Vehicles are getting smarter, but they haven’t quite achieved the ideal pinnacle of progress yet. Most new cars have features that correct their steering when they start to drift from their lane or use assistive braking technology to reduce the severity of collisions. These aren’t exactly the height of vehicular hardware, however.
Many consumers are now craving something a bit more advanced. As technologies improve, some commuters wonder when they will simply be able to hop into their car, tell it to take them to work, and catch up on sleep while self-driving technology transports them to their destination.
What Needs to Happen for Self-Driving Cars to Be Ubiquitous?
Self-driving vehicles are highly appealing, so why aren’t they everywhere yet? In the U.S. and other developed nations, the answer comes down to circumstantial market factors. Before people get to load the kids up in the car and have it take them to school, the technology needs to surpass a few lofty standards.
Regulatory Frameworks Need to Evolve
Just like other transit technologies, self-driving vehicles have to satisfy various safety standards at the state and federal levels. The glaring problem is that self-driving cars are a new application of existing technology, so there aren’t many legal guidelines in place.
As of early 2018, regulators are still figuring out what constitutes a safe use of an autonomous car. According to the National Conference of State Legislatures, 41 states and the District of Columbia considered legislation related to self-driving cars between 2012 and 2018, but only 21 actually passed any laws.

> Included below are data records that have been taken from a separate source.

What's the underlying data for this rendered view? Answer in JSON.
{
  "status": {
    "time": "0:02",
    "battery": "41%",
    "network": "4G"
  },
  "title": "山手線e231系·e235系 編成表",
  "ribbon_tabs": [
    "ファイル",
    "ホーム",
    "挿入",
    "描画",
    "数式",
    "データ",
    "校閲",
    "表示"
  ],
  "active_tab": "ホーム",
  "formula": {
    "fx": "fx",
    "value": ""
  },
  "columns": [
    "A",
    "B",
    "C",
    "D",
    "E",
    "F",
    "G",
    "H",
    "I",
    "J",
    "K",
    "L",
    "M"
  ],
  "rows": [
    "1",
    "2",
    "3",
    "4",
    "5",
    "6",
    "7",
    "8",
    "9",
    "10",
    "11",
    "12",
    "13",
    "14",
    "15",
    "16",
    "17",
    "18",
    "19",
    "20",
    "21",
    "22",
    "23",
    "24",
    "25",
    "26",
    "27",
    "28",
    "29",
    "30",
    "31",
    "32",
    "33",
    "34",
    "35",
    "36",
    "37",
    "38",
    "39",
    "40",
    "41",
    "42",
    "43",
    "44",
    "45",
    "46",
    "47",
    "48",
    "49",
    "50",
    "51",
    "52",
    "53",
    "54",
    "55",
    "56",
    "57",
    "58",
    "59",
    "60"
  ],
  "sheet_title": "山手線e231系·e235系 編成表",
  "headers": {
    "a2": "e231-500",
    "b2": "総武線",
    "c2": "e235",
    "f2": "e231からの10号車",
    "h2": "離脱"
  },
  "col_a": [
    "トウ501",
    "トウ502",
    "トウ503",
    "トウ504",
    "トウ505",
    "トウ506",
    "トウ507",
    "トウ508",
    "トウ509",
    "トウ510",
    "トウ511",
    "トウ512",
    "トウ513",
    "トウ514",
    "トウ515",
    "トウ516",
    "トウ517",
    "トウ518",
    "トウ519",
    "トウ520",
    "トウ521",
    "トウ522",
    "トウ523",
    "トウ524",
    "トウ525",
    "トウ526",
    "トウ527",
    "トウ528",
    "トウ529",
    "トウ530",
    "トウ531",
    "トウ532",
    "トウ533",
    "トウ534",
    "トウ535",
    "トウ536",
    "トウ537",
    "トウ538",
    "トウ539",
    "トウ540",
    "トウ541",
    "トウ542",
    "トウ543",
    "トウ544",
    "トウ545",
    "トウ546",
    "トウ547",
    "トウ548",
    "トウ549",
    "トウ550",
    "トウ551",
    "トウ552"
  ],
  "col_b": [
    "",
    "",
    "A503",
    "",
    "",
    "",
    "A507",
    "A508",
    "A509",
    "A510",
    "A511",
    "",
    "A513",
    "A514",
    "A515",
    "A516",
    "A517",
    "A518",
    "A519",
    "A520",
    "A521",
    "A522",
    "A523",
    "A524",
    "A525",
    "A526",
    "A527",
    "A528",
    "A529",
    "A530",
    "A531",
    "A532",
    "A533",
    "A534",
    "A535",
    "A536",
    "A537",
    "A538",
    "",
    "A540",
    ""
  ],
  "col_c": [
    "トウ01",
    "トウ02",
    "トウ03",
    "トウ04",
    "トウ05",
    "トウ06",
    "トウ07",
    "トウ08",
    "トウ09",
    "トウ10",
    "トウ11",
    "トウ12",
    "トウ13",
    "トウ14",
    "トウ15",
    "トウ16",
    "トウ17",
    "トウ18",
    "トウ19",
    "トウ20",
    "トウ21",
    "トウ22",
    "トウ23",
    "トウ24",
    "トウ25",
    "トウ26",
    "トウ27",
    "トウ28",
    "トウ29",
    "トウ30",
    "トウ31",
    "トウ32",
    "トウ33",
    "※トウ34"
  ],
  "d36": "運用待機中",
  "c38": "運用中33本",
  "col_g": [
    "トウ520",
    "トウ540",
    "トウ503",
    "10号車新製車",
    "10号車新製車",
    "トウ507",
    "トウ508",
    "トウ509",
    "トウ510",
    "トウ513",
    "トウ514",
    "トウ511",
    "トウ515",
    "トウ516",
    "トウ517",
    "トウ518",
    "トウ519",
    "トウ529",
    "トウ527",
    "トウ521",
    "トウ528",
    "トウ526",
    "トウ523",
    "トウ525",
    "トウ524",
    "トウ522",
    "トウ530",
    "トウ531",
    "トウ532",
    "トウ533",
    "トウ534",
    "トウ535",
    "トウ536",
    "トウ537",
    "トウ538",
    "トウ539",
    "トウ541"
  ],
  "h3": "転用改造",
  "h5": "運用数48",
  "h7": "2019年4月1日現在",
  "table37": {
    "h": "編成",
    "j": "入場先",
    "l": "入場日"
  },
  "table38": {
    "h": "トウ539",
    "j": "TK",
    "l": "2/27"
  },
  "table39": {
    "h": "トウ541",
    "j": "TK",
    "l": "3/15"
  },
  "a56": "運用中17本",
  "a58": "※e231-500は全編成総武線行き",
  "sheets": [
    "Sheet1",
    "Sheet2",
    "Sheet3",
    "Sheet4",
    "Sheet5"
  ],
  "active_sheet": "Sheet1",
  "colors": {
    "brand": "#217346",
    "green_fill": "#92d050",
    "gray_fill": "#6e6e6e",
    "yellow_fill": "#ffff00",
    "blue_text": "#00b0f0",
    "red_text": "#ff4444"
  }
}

It’s also important to understand that you’re not going to instantly see cars passing you by with nobody behind the wheel just because your state implements a favorable law regarding self-driving cars. Many of the early laws only let companies begin testing these vehicles, and almost none let them do so on open roads.
Some executive orders guide government agencies to work closely with companies that want to perform testing. There’s a long way to go, and some engineering experts maintain that the technology will be ready well before comprehensive legislation is passed.
The Technology Is Still Coming Together
It’s one thing to put an autonomous vehicle through an empty obstacle course. It’s another to try it out on a busy city street filled with unpredictable drivers, smartphone-viewing pedestrians, fast-moving cyclists, and debris.
Although the ability to conduct testing legally is a good sign, the issue with many of these technologies is that they require real-world trials to improve their performance. For instance, the systems that detect obstacles can’t be trained to recognize dangers using traditional computer programing techniques because it’s impossible to anticipate the millions of hazardous circumstances that a vehicle might face on the open road.
Techniques help make this process easier by letting machines learn their own lessons under human supervision. The hurdle lies in the fact that for such systems to work properly, they need plenty of accurate input. For example, if a self-driving car’s camera only ever sees pictures of pedestrians from the front and learns to look for faces, it might have trouble recognizing people from the sides or rear. It’s imperative that autonomous car systems undergo testing in realistic conditions.
Information infrastructure is another huge problem. Autonomous cars handle massive amounts of data, and they benefit from being able to share it in real time. For instance, instead of a vehicle having to learn everything from scratch, it can build on the lessons and observations gathered by other autonomous vehicles on the road. Although next-gen mobile data networks like 5G have long been in the works, the actual standards governing their operation are still being developed as of January 2018.
It Takes Time to Build Public Trust
Public confidence is a huge issue with any novel technology, and in this case, things might go either way. In 2016, around 75 percent of motorists in the U.S. expressed mistrust of self-driving cars. By the beginning of 2018, that number still hovered at around 64 percent.
People are definitely warming up to the concept, and factors like adoption by public figures and collision track records could also impact how quickly drivers get on board. Still, it may take years of successful autonomous car deployment before people start to throw their purchasing power behind these futuristic vehicles.